Hallbauer glaubt nicht, dass sie mit den sieben Schotter-Touren den sowieso schon hohen Touristenandrang im Tölzer Land, vor allem im alpinen Bereich, weiter erhöht, im Gegenteil. Durch die Gravelrouten, die sich auf den ganzen Landkreis verteilen, verspreche sie sich, dass man Touristen "die Schönheit des ganzen Tölzer Landes zeigen kann" und diese sich dadurch innerhalb des Landkreises sogar besser verteilen, "weil sich eben nicht mehr alles auf dem Mountainbike im sensiblen Berggebiet ballt". Einige der Gravelrouten führen auch durch Naturschutzgebiete.
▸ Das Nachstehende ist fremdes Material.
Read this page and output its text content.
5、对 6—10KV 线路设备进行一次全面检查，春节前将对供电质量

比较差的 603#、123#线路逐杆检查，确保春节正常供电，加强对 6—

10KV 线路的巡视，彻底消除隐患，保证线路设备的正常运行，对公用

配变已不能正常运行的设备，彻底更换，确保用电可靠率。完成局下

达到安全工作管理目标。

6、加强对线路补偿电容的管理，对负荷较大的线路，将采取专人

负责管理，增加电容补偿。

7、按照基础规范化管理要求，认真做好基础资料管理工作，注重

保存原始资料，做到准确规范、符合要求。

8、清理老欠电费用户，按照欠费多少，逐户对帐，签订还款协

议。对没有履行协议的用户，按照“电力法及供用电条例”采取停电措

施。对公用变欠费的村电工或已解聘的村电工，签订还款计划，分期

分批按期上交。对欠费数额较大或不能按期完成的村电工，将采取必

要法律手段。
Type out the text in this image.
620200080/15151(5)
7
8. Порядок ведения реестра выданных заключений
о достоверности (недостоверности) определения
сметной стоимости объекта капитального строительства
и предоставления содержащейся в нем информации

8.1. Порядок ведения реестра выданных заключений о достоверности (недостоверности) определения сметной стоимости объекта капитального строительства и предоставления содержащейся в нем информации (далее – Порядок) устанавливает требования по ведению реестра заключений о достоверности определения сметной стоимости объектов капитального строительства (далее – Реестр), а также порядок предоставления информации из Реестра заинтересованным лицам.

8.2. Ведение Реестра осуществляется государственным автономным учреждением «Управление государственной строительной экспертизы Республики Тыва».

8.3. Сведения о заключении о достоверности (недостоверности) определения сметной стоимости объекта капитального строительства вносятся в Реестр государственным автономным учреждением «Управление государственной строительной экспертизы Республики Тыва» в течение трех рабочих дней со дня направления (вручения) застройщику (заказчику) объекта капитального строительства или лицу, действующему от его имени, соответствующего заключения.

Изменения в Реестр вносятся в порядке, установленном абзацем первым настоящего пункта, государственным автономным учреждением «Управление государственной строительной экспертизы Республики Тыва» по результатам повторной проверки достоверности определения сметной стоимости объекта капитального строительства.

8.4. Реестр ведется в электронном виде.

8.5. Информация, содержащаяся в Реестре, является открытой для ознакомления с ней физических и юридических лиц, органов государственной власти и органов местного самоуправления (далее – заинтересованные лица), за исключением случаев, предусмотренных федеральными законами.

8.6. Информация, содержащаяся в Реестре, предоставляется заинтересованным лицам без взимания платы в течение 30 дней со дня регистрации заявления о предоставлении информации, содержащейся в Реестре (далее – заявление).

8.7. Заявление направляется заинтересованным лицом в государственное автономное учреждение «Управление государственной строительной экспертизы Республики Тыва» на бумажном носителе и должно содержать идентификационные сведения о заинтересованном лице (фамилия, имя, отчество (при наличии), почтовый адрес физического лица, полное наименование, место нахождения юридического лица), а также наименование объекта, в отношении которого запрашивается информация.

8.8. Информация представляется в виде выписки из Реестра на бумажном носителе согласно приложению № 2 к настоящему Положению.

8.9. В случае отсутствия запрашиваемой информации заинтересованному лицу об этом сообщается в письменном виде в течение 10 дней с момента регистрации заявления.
Einen Konflikt zwischen Radler und der Natur sieht Hallbauer nicht - "aber auch nur, wenn man sich ordentlich verhält". Vor allem in Naturschutzgebieten müssten Radfahrer verantwortungsbewusst mit der Natur umgehen und "sich bewusst sein, wo man gerade unterwegs ist". Die Natur, die man durchradelt, bleibe nämlich auch nur schön, wenn "jeder sich an geltende Regeln hält und zum Beispiel seinen Müll immer mitnimmt", konstatiert Hallbauer.

Die genauen Routen sowie Tipps der Bike-Expertin und weitere Informationen zu den Schotterstrecken im Tölzer Land finden Interessierte unter www.toelzer-land.de/gravel .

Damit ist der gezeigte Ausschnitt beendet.